Area in the Laich of Moray, Scotland

Roseisle is an area in the west of the Laich of Moray near Elgin, Moray in the parish of Duffus. The area includes the former farms at Oldtown, Easter Backlands of Roseisle, the three farms on the Bank of Roseisle and the clachan of the College of Roseisle.

==Location==
The College of Roseisle lies at crossroads of the main Burghead to Elgin road and the Lossiemouth to Forres road. The college prefix recalls the former monks college.

Near Roseisle, just over a mile from the College of Roseisle, is Roseisle Distillery, which is owned by Diageo.

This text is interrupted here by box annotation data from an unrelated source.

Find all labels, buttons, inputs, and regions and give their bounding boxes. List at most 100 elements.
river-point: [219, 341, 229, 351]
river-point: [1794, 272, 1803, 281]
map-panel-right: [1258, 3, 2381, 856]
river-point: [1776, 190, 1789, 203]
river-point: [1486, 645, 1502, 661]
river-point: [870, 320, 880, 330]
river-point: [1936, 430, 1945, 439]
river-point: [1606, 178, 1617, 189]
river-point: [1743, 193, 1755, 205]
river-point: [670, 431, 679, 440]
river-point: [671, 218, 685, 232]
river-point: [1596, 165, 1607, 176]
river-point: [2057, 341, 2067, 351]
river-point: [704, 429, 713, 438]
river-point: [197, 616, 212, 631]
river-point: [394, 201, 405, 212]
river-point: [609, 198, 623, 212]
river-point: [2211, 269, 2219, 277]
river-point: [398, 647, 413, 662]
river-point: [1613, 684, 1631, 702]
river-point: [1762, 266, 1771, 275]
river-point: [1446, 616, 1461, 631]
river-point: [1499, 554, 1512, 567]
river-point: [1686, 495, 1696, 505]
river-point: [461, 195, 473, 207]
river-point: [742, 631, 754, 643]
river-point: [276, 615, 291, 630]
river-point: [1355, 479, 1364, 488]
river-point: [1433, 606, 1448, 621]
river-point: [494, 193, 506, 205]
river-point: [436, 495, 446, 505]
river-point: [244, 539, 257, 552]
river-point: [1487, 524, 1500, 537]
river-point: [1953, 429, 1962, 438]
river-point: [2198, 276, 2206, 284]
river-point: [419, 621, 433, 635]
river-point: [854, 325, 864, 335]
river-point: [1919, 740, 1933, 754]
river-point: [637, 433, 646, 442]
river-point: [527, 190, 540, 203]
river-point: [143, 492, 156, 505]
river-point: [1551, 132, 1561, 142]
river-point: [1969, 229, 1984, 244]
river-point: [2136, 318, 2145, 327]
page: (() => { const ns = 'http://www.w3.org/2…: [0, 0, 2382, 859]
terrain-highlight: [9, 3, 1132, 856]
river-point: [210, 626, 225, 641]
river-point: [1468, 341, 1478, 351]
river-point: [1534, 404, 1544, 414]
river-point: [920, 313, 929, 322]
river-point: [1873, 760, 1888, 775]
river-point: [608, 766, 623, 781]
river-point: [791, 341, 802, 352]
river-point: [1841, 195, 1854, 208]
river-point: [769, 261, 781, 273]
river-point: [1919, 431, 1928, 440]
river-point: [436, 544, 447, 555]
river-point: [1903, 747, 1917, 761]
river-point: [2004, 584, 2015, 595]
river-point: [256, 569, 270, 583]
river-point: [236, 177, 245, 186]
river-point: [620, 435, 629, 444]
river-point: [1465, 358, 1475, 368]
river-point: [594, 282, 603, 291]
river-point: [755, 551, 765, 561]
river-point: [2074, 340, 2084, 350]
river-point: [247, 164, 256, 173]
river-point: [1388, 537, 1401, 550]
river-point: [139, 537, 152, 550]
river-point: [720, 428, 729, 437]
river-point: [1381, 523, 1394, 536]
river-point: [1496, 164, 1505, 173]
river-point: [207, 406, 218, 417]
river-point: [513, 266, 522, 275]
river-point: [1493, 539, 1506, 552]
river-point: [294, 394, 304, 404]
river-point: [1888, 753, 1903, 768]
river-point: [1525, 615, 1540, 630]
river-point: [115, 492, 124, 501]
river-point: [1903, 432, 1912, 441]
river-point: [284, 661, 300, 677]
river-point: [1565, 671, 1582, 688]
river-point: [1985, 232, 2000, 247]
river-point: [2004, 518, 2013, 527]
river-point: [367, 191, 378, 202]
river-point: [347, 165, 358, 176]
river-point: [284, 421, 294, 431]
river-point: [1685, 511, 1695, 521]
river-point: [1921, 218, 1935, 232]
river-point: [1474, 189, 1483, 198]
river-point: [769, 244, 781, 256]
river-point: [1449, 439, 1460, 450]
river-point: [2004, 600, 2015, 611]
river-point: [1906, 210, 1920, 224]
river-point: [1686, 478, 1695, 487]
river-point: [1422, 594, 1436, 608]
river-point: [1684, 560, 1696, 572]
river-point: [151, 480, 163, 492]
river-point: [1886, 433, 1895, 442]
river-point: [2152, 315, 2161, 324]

In the 19th century various stone cists or coffins were found in the area with human remains and, in some cases, ornaments.

==History==
A charter was given to William, son of Freskin from King William I of Scotland, of the lands of Roseisle between 1165 and 1171. Roseisle was sold by Alexander Stuart, 5th Earl of Moray to Alexander Sutherland, 1st Lord Duffus in 1653. The estate was purchased by Archibald Dunbar of Northfield, who then sold it to John Gordon, 16th Earl of Sutherland in 1729.

== Local attractions ==
There are various walks in the Roseisle area:
- The Tappoch viewpoint accessed up a track from West Bank Farm.
- Roseisle Forest, extending from Burghead to Kinloss. Also, contains an intact part of the former Hopeman branch railway line.
- Roseisle beach with WW2 pillboxes and tank obstacles, which forms a part of Burghead Bay between Burghead and Findhorn.

==Notable people==
- Ethel Baxter, member of the Baxters food company, cook and businesswoman.